The Situation Room has been the site of many tense and historical moments since it was created in May 1961 “out of frustration on the part of President Kennedy after the failed Bay of Pigs invasion,” according to the White House Museum.

During President Donald Trump’s term, the White House released an October 2019 photo of him in the Situation Room watching the commando raid that killed al-Baghdadi, the Islamic State leader, in Syria.

It also has been the site of less momentous events. In December 2017, it’s where Trump’s chief of staff, John Kelly, fired Trump adviser and former “Apprentice” celebrity Omarosa Manigault Newman. Despite the room’s reputation for tight security, she secretly taped the conversation.

This year, Biden and his team were gathering for an update on the airlift evacuation from Afghanistan when he learned of the Aug. 26 terrorist attack at Kabul airport.

“As the president arrived in the Situation Room, one of the first updates he received, of course, was about the attacks on the ground in Kabul,” Press Secretary Jen Psaki said at the time. Commanders on the ground and the region, using the secure communications link to the nerve center of the White House, gave Biden briefings as updates rolled in.

The most famous photo was what then-White House Photographer Pete Souza called “Frame 210” taken on May 1, 2011: President Barack Obama and his National Security team watching a live drone video beamed into a laptop and listening to a satellite-radio feed of the Seal Team 6 raid that killed bin Laden, the mastermind of the Sept. 11 attacks.

The image shows Obama and top advisers crammed together in a small room.

Air Force Lt. Gen. Brad Webb, who was then a one-star general, explained in an interview how that came about.

Webb, who’s now the three-star commander of the Air Education and Training Command, said he was told by White House staff that he wasn’t authorized to have access to the president but “you can set up your stuff. If we have a question, we’ll come get you.” So Webb and a tech sergeant operated a laptop in a small annex in the Situation Room complex to monitor the raid in Pakistan.

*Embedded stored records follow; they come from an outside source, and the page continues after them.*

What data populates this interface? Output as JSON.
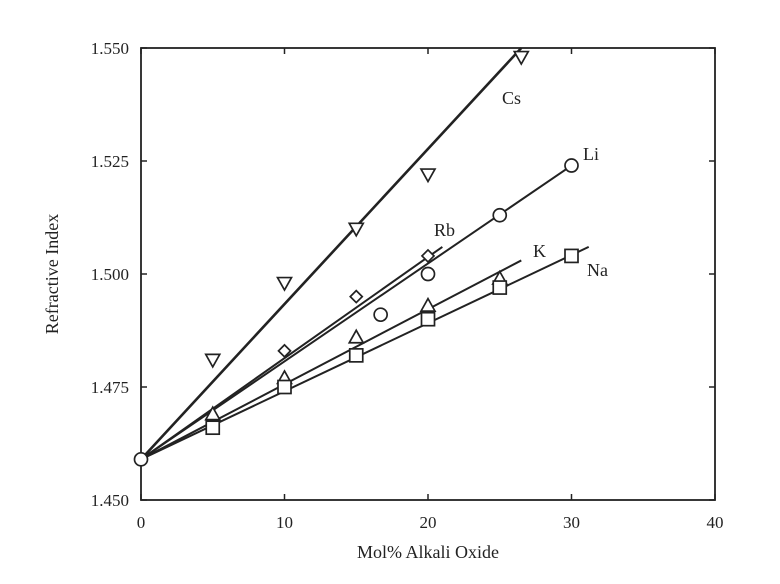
{
  "chart_data": {
    "type": "scatter",
    "title": "",
    "xlabel": "Mol% Alkali Oxide",
    "ylabel": "Refractive Index",
    "xlim": [
      0,
      40
    ],
    "ylim": [
      1.45,
      1.55
    ],
    "x_ticks": [
      "0",
      "10",
      "20",
      "30",
      "40"
    ],
    "y_ticks": [
      "1.450",
      "1.475",
      "1.500",
      "1.525",
      "1.550"
    ],
    "grid": false,
    "legend": "none (direct labels on lines)",
    "origin_point": {
      "x": 0,
      "y": 1.459,
      "marker": "circle"
    },
    "series": [
      {
        "name": "Cs",
        "marker": "triangle-down",
        "points": [
          {
            "x": 5,
            "y": 1.481
          },
          {
            "x": 10,
            "y": 1.498
          },
          {
            "x": 15,
            "y": 1.51
          },
          {
            "x": 20,
            "y": 1.522
          },
          {
            "x": 26.5,
            "y": 1.548
          }
        ],
        "fit_line": [
          [
            0,
            1.459
          ],
          [
            26.5,
            1.55
          ]
        ]
      },
      {
        "name": "Li",
        "marker": "circle",
        "points": [
          {
            "x": 16.7,
            "y": 1.491
          },
          {
            "x": 20,
            "y": 1.5
          },
          {
            "x": 25,
            "y": 1.513
          },
          {
            "x": 30,
            "y": 1.524
          }
        ],
        "fit_line": [
          [
            0,
            1.459
          ],
          [
            30,
            1.524
          ]
        ]
      },
      {
        "name": "Rb",
        "marker": "diamond",
        "points": [
          {
            "x": 10,
            "y": 1.483
          },
          {
            "x": 15,
            "y": 1.495
          },
          {
            "x": 20,
            "y": 1.504
          }
        ],
        "fit_line": [
          [
            0,
            1.459
          ],
          [
            21,
            1.506
          ]
        ]
      },
      {
        "name": "K",
        "marker": "triangle-up",
        "points": [
          {
            "x": 5,
            "y": 1.469
          },
          {
            "x": 10,
            "y": 1.477
          },
          {
            "x": 15,
            "y": 1.486
          },
          {
            "x": 20,
            "y": 1.493
          },
          {
            "x": 25,
            "y": 1.499
          }
        ],
        "fit_line": [
          [
            0,
            1.459
          ],
          [
            26.5,
            1.503
          ]
        ]
      },
      {
        "name": "Na",
        "marker": "square",
        "points": [
          {
            "x": 5,
            "y": 1.466
          },
          {
            "x": 10,
            "y": 1.475
          },
          {
            "x": 15,
            "y": 1.482
          },
          {
            "x": 20,
            "y": 1.49
          },
          {
            "x": 25,
            "y": 1.497
          },
          {
            "x": 30,
            "y": 1.504
          }
        ],
        "fit_line": [
          [
            0,
            1.459
          ],
          [
            31.2,
            1.506
          ]
        ]
      }
    ]
  }
}
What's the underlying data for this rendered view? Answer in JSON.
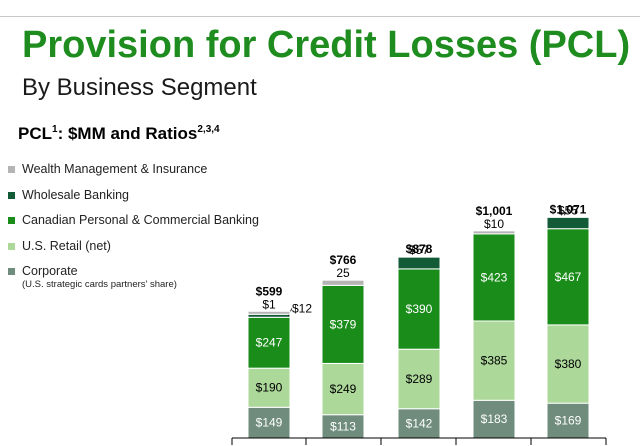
{
  "slide": {
    "title": "Provision for Credit Losses (PCL)",
    "subtitle": "By Business Segment"
  },
  "chart_heading": {
    "prefix": "PCL",
    "footnote_1": "1",
    "middle": ": $MM and Ratios",
    "footnote_2": "2,3,4"
  },
  "legend": [
    {
      "label": "Wealth Management & Insurance",
      "color": "#b4b4b4"
    },
    {
      "label": "Wholesale Banking",
      "color": "#135a36"
    },
    {
      "label": "Canadian Personal & Commercial Banking",
      "color": "#1a8c1a"
    },
    {
      "label": "U.S. Retail (net)",
      "color": "#acd89a"
    },
    {
      "label": "Corporate",
      "note": "(U.S. strategic cards partners' share)",
      "color": "#6f8c7c"
    }
  ],
  "chart_data": {
    "type": "bar",
    "stacked": true,
    "title": "PCL: $MM and Ratios",
    "categories": [
      "",
      "",
      "",
      "",
      ""
    ],
    "series": [
      {
        "name": "Corporate",
        "color": "#6f8c7c",
        "label_color": "#ffffff",
        "values": [
          149,
          113,
          142,
          183,
          169
        ],
        "labels": [
          "$149",
          "$113",
          "$142",
          "$183",
          "$169"
        ]
      },
      {
        "name": "U.S. Retail (net)",
        "color": "#acd89a",
        "label_color": "#000000",
        "values": [
          190,
          249,
          289,
          385,
          380
        ],
        "labels": [
          "$190",
          "$249",
          "$289",
          "$385",
          "$380"
        ]
      },
      {
        "name": "Canadian Personal & Commercial Banking",
        "color": "#1a8c1a",
        "label_color": "#ffffff",
        "values": [
          247,
          379,
          390,
          423,
          467
        ],
        "labels": [
          "$247",
          "$379",
          "$390",
          "$423",
          "$467"
        ]
      },
      {
        "name": "Wholesale Banking",
        "color": "#135a36",
        "label_color": "#ffffff",
        "values": [
          12,
          0,
          57,
          0,
          55
        ],
        "labels": [
          "$12",
          "",
          "$57",
          "",
          "$55"
        ]
      },
      {
        "name": "Wealth Management & Insurance",
        "color": "#b4b4b4",
        "label_color": "#000000",
        "values": [
          1,
          25,
          0,
          10,
          0
        ],
        "labels": [
          "$1",
          "25",
          "",
          "$10",
          ""
        ]
      }
    ],
    "totals": [
      "$599",
      "$766",
      "$878",
      "$1,001",
      "$1,071"
    ],
    "total_values": [
      599,
      766,
      878,
      1001,
      1071
    ],
    "grid": false,
    "legend_position": "left"
  }
}
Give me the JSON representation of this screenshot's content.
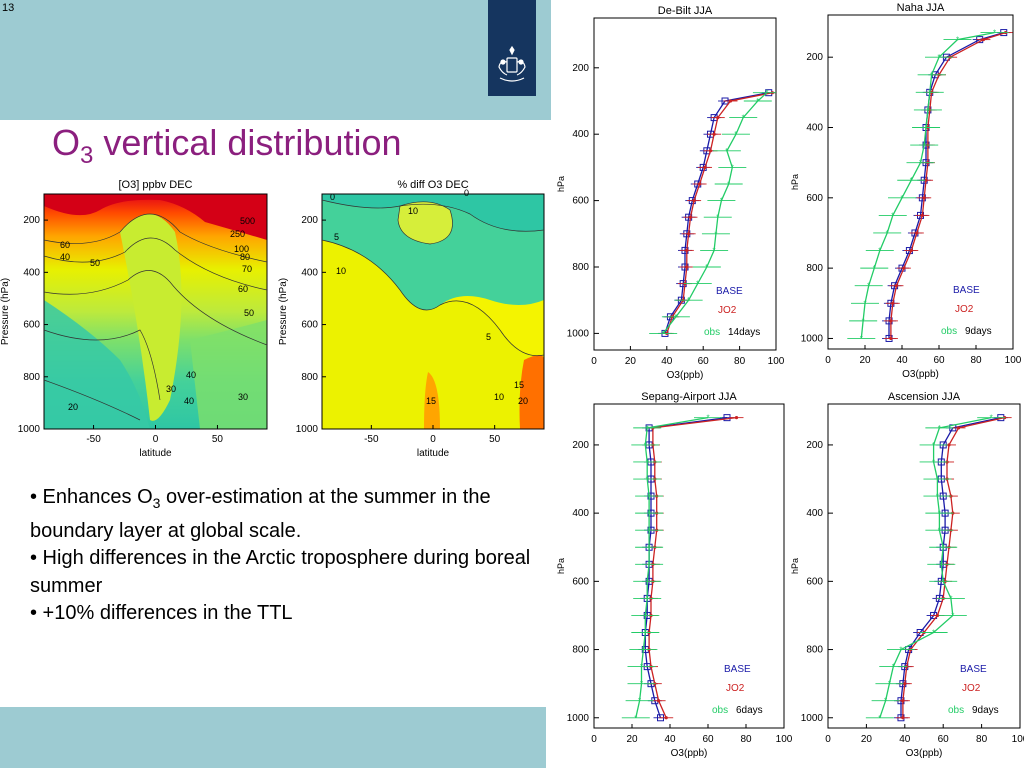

Then “everybody kind of naturally migrated,” and “they float in over the series of the hours,” he said. First was then-Vice President Biden, who asked “Hey General, what’s going on?”

“I kind of walked him through what he can expect,” Webb said.

Then “it kind of got busy,” Webb said. He said he looked around and found, “Whoa, everybody’s in here,” including Obama, who let Webb keep his seat. Webb is seen in uniform in the center of the White House photo.

“I spent a lot of time explaining to them what was going to occur” but “as more people came in, I just unplugged” the laptop headset “so they could hear the audio.” That included the now famous “Geronimo EKIA” call sign by a commando on the ground signaling that Bin Laden was dead.

Souza later wrote that “the president stood up to shake hands with General Webb and a few others” but “there was no cheering or fist-bumping. It was an oddly subdued reaction to a historic moment.”